Ce que Stuart devine peut-être aussi chez sa cavalière, c’est un mélange d’excitation et de stress. Il y a longtemps que le duo ne s’est plus mesuré aux autres paires en compétition internationale, et la qualification pour Tokyo n’est pas encore acquise. "Enfin, retrouver la compétition, quel bonheur ! Tokyo, bien sûr, ce serait magnifique, surtout après cette interminable traversée du désert imposée par le Covid. Etre privée de mes jambes c’est dur depuis toujours, mais être empêchée de m’entraîner avec mon cheval, c’était pénible".

 

Il y a 25 ans, alors qu’elle pratiquait déjà les sports équestres, le cancer puis les interventions chirurgicales ont paralysé ses jambes et son bassin. C’est donc "en amazone", avec les deux jambes du même côté du cheval, qu’elle monte.
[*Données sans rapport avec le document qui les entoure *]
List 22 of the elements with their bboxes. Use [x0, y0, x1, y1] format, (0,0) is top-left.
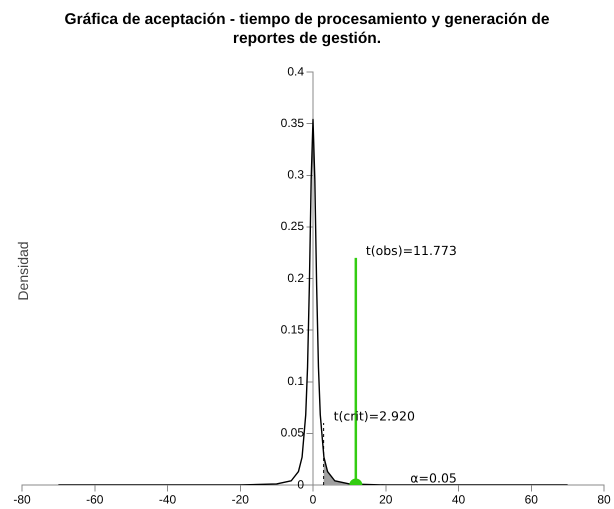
y-tick-label: 0.35: [280, 116, 304, 130]
y-axis-title: Densidad: [15, 240, 31, 303]
y-tick-label: 0.2: [287, 270, 304, 285]
x-tick-label: 80: [597, 492, 611, 507]
chart-title: Gráfica de aceptación - tiempo de procesamiento y generación de reportes de gestión.: [64, 10, 550, 48]
x-tick-label: -40: [158, 492, 176, 507]
x-tick-label: -60: [86, 492, 104, 507]
y-tick-label: 0.1: [287, 374, 304, 388]
annotation: t(obs)=11.773: [366, 243, 457, 258]
y-tick-label: 0.3: [287, 168, 304, 182]
y-tick-label: 0.25: [280, 219, 304, 234]
y-tick-label: 0.15: [280, 322, 304, 336]
x-tick-label: 40: [452, 492, 466, 507]
x-tick-label: 20: [379, 492, 393, 507]
x-tick-label: 0: [310, 492, 317, 507]
annotation: α=0.05: [410, 470, 457, 486]
x-tick-label: 60: [524, 492, 538, 507]
x-tick-label: -20: [232, 492, 250, 507]
y-tick-label: 0.05: [280, 426, 304, 440]
y-tick-label: 0: [297, 477, 304, 492]
x-tick-label: -80: [13, 492, 31, 507]
y-tick-label: 0.4: [287, 64, 304, 78]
Mais en Dressage, les actions des jambes et du bassin sont capitales. A la place, Barbara utilise deux cravaches, sa voix, ainsi que certains mouvements subtils du haut du corps. Pour le reste elle mise sur la complicité de son partenaire, et sur le travail préparatoire quotidien. En piste, autant Stuart paraît serein et appliqué, autant Barbara semble inquiète et sceptique. Au final pourtant la 3e place confirme que la qualification est presque dans la poche.

Pour cette Sportive de Haut Niveau de la LHF (Ligue Handisport Francophone), ce seraient les troisièmes Jeux paralympiques, après Londres et Rio.

A Tokyo, les ambitions du duo se limiteront à "faire le mieux possible, sans se bercer d’illusions". Mais la cavalière de la LEWB (Ligue Equestre Wallonie-Bruxelles) vivra ces Jeux pleinement. "J’adore la compétition de paradressage. Mais je pourrais m’en passer. Par contre, je ne pourrais pas me passer de mes chevaux : ce sont mes enfants, ma raison de vivre".